From the beginning of games through approximately the sixth inning, the Toronto Blue Jays are getting some of the best pitching in baseball. Similarly, when the ninth inning rolls around their run prevention has been on point.
Unfortunately for the Blue Jays, there are a couple innings sandwiched between each game’s bookends, and those frames have consistently been an adventure.
From Brett Cecil‘s injury and Drew Storen‘s miserable start, to the long balls conceded by Gavin Floyd and Jesse Chavez, it seems like the gap between the team’s starters and closer Roberto Osuna has been devilishly hard to bridge.
That said, in recent weeks that chasm has appeared a little less daunting. Part of that can be chalked up to Storen’s solid May or the addition of Jason Grilli, but the biggest factor is the emergence of Joe Biagini.
When the Blue Jays selected Biagini in the Rule 5 draft it was hard to picture him as a high-leverage relief arm. At the age of 25 he had yet to crack triple-A, and in his minor league career he’d made all of three appearances out of the bullpen. The 5.8 K/9 he posted last season at double-A suggested he didn’t exactly have electric stuff.
For all his perceived flaws, however, since donning a Blue Jays jersey Biagini has posted a 0.86 ERA in 21 innings. That’s the kind of number that will endear even the most unheralded rookie to fans and his manager alike.
It’s also the kind of number that can be immensely deceptive. When it comes to fantasy baseball, baseball cards and most baseball broadcasts ERA is the gold standard, but the statistic is as flawed as it is ubiquitous.
Especially when dealing in small samples, it’s almost always preferable to look at peripherals and fielding-independent ERA estimators like FIP and xFIP. By these measures, Biagini isn’t as impressive.
The rookie’s 7.29 K/9 is well below the average reliever (8.67) suggesting his success is heavily reliant on good fielding. He has a 2.36 FIP, driven largely by the fact he has yet to concede a home run and his xFIP, which assumes an average HR/FB rate, sits at an unspectacular 3.65.
Taking this information together, the easiest conclusion is that Biagini has been lucky. To some degree this is certainly true. Keeping up a 0.86 ERA for an extended period of time is virtually impossible. Mariano Rivera’s career ERA was 2.21.
It would be foolish to claim luck has nothing to do with Biagini’s rise to prominence, but there’s more to the story. In the past, a pitcher’s ability to induce weak contact was very difficult to quantify and often altogether dismissed as a skill. Thanks to advancements like Statcast data, it’s now easier to pick out which pitchers are best able to manage contact, and Biagini has been very strong in this area.

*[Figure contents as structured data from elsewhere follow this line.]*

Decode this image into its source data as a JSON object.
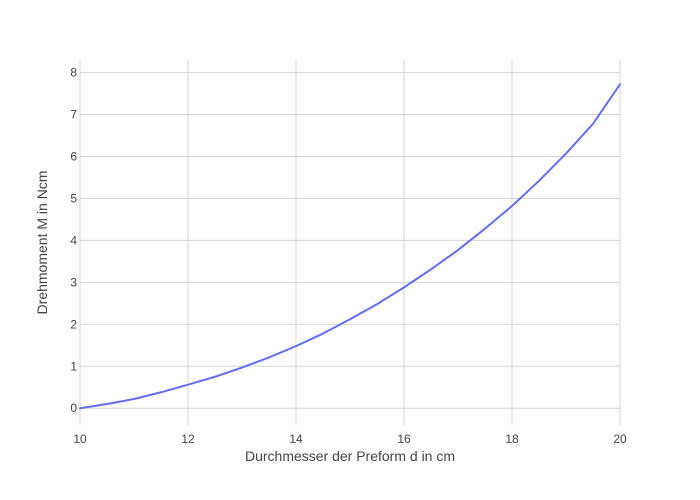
{
  "chart_data": {
    "type": "line",
    "title": "",
    "xlabel": "Durchmesser der Preform d in cm",
    "ylabel": "Drehmoment M in Ncm",
    "xlim": [
      10,
      20
    ],
    "ylim": [
      -0.4,
      8.3
    ],
    "x_ticks": [
      "10",
      "12",
      "14",
      "16",
      "18",
      "20"
    ],
    "y_ticks": [
      "0",
      "1",
      "2",
      "3",
      "4",
      "5",
      "6",
      "7",
      "8"
    ],
    "grid": true,
    "legend": "none",
    "series": [
      {
        "color": "#636efa",
        "x": [
          10,
          10.5,
          11,
          11.5,
          12,
          12.5,
          13,
          13.5,
          14,
          14.5,
          15,
          15.5,
          16,
          16.5,
          17,
          17.5,
          18,
          18.5,
          19,
          19.5,
          20
        ],
        "y": [
          0.0,
          0.1,
          0.22,
          0.38,
          0.56,
          0.75,
          0.97,
          1.21,
          1.48,
          1.78,
          2.12,
          2.48,
          2.88,
          3.31,
          3.77,
          4.28,
          4.82,
          5.42,
          6.07,
          6.78,
          7.72
        ]
      }
    ]
  }
}
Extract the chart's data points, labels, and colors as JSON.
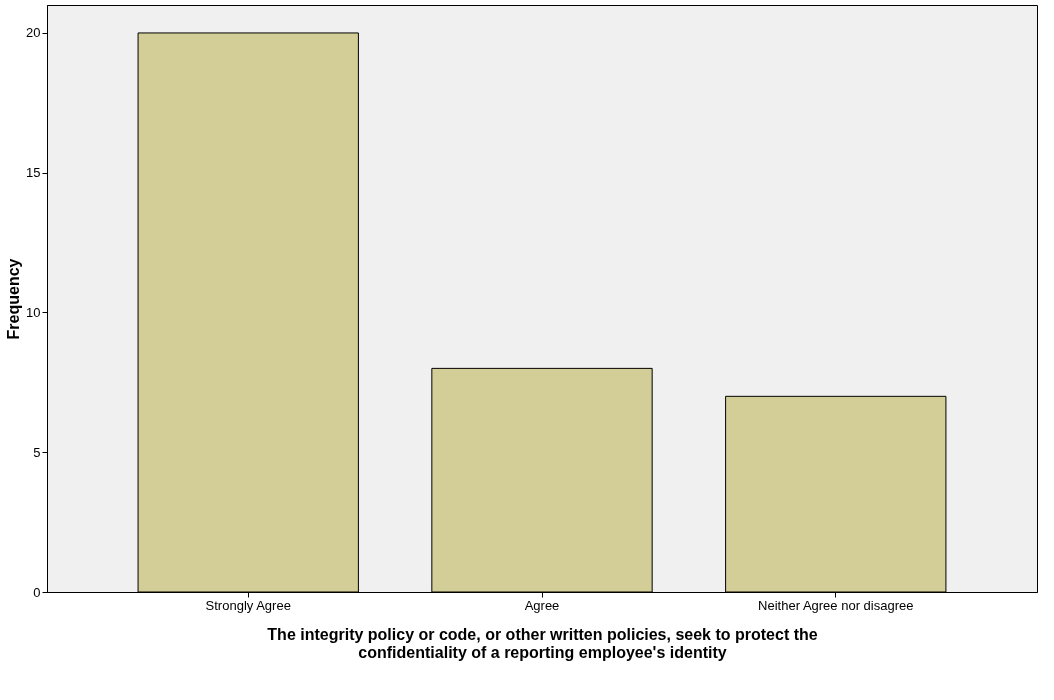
{
  "chart_data": {
    "type": "bar",
    "categories": [
      "Strongly Agree",
      "Agree",
      "Neither Agree nor disagree"
    ],
    "values": [
      20,
      8,
      7
    ],
    "color": "#d3ce97",
    "xlabel": "The integrity policy or code, or other written policies, seek to protect the\nconfidentiality of a reporting employee's identity",
    "ylabel": "Frequency",
    "ylim": [
      0,
      21
    ],
    "yticks": [
      0,
      5,
      10,
      15,
      20
    ],
    "grid": false
  }
}
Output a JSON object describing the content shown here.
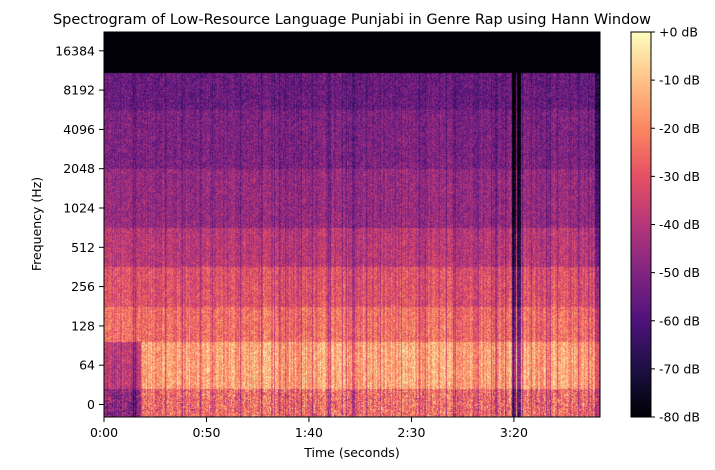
{
  "chart_data": {
    "type": "heatmap",
    "title": "Spectrogram of Low-Resource Language Punjabi in Genre Rap using Hann Window",
    "xlabel": "Time (seconds)",
    "ylabel": "Frequency (Hz)",
    "x_scale": "time",
    "y_scale": "log",
    "xlim_seconds": [
      0,
      242
    ],
    "x_ticks": [
      {
        "value": 0,
        "label": "0:00"
      },
      {
        "value": 50,
        "label": "0:50"
      },
      {
        "value": 100,
        "label": "1:40"
      },
      {
        "value": 150,
        "label": "2:30"
      },
      {
        "value": 200,
        "label": "3:20"
      }
    ],
    "y_ticks": [
      {
        "value": 0,
        "label": "0"
      },
      {
        "value": 64,
        "label": "64"
      },
      {
        "value": 128,
        "label": "128"
      },
      {
        "value": 256,
        "label": "256"
      },
      {
        "value": 512,
        "label": "512"
      },
      {
        "value": 1024,
        "label": "1024"
      },
      {
        "value": 2048,
        "label": "2048"
      },
      {
        "value": 4096,
        "label": "4096"
      },
      {
        "value": 8192,
        "label": "8192"
      },
      {
        "value": 16384,
        "label": "16384"
      }
    ],
    "colormap": "magma",
    "colorbar": {
      "range_db": [
        -80,
        0
      ],
      "ticks": [
        {
          "value": 0,
          "label": "+0 dB"
        },
        {
          "value": -10,
          "label": "-10 dB"
        },
        {
          "value": -20,
          "label": "-20 dB"
        },
        {
          "value": -30,
          "label": "-30 dB"
        },
        {
          "value": -40,
          "label": "-40 dB"
        },
        {
          "value": -50,
          "label": "-50 dB"
        },
        {
          "value": -60,
          "label": "-60 dB"
        },
        {
          "value": -70,
          "label": "-70 dB"
        },
        {
          "value": -80,
          "label": "-80 dB"
        }
      ]
    },
    "features": {
      "energy_cutoff_hz": 11000,
      "intro_end_seconds": 18,
      "dropouts_seconds": [
        200,
        202
      ]
    }
  }
}
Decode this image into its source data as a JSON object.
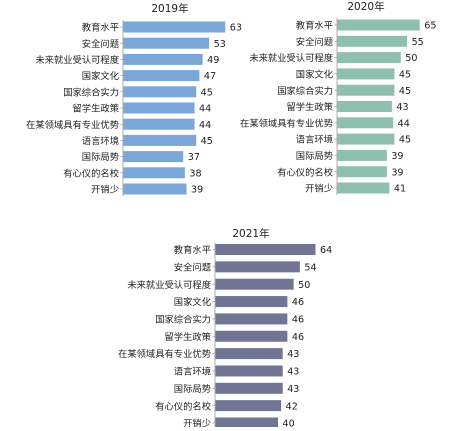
{
  "chart_data": [
    {
      "type": "bar",
      "orientation": "horizontal",
      "title": "2019年",
      "categories": [
        "教育水平",
        "安全问题",
        "未来就业受认可程度",
        "国家文化",
        "国家综合实力",
        "留学生政策",
        "在某领域具有专业优势",
        "语言环境",
        "国际局势",
        "有心仪的名校",
        "开销少"
      ],
      "values": [
        63,
        53,
        49,
        47,
        45,
        44,
        44,
        45,
        37,
        38,
        39
      ],
      "xlim": [
        0,
        70
      ],
      "color": "#7aa6d8",
      "grid": false,
      "legend": "none"
    },
    {
      "type": "bar",
      "orientation": "horizontal",
      "title": "2020年",
      "categories": [
        "教育水平",
        "安全问题",
        "未来就业受认可程度",
        "国家文化",
        "国家综合实力",
        "留学生政策",
        "在某领域具有专业优势",
        "语言环境",
        "国际局势",
        "有心仪的名校",
        "开销少"
      ],
      "values": [
        65,
        55,
        50,
        45,
        45,
        43,
        44,
        45,
        39,
        39,
        41
      ],
      "xlim": [
        0,
        70
      ],
      "color": "#8fbfad",
      "grid": false,
      "legend": "none"
    },
    {
      "type": "bar",
      "orientation": "horizontal",
      "title": "2021年",
      "categories": [
        "教育水平",
        "安全问题",
        "未来就业受认可程度",
        "国家文化",
        "国家综合实力",
        "留学生政策",
        "在某领域具有专业优势",
        "语言环境",
        "国际局势",
        "有心仪的名校",
        "开销少"
      ],
      "values": [
        64,
        54,
        50,
        46,
        46,
        46,
        43,
        43,
        43,
        42,
        40
      ],
      "xlim": [
        0,
        70
      ],
      "color": "#727493",
      "grid": false,
      "legend": "none"
    }
  ]
}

Among pitchers who’ve allowed at least 50 balls in play, Biagini’s average exit velocity against of 85.1 mph ranks sixth lowest. On fly balls and line drives his 86.7 mph ranks third. Most pitchers who suppress exit velocity do so by forcing popups and shallow fly balls like Marco Estrada, who consistently outperforms his peripherals. Biagini has been a little different by keeping the ball on the ground.
His 59 per cent ground ball rate, the 19th best among qualified relievers, combined his tendency to avoid hard contact explains why no one has taken him deep yet. In fact, no one has been particularly close.
(Graphic via Baseball Savant)
It’s not like Biagini is relying on Kevin Pillar heroics at the warning track. The longest fly ball he’s allowed this season went 376 feet and it was to straight-away centre field.
Just 21 innings into his big league career, it’s too early to declare Biagini a master of peripheral beating and contact management. The fact he has been so far makes the matter worth monitoring, but rendering a conclusion would be rash.
For now, it’s fair to say Biagini is the type to keep the ball on the ground and in the park. For those qualities alone he’s exactly what the Blue Jays need right now, even if his 0.86 ERA has serious growth potential.
Unsurprisingly it was a pitcher, Hall of Famer Lefty Grove, who’s most commonly credited with the saying “I’d rather be lucky than good.” Biagini has lived by Grove’s mantra so far, but there’s no reason he can’t have it both ways.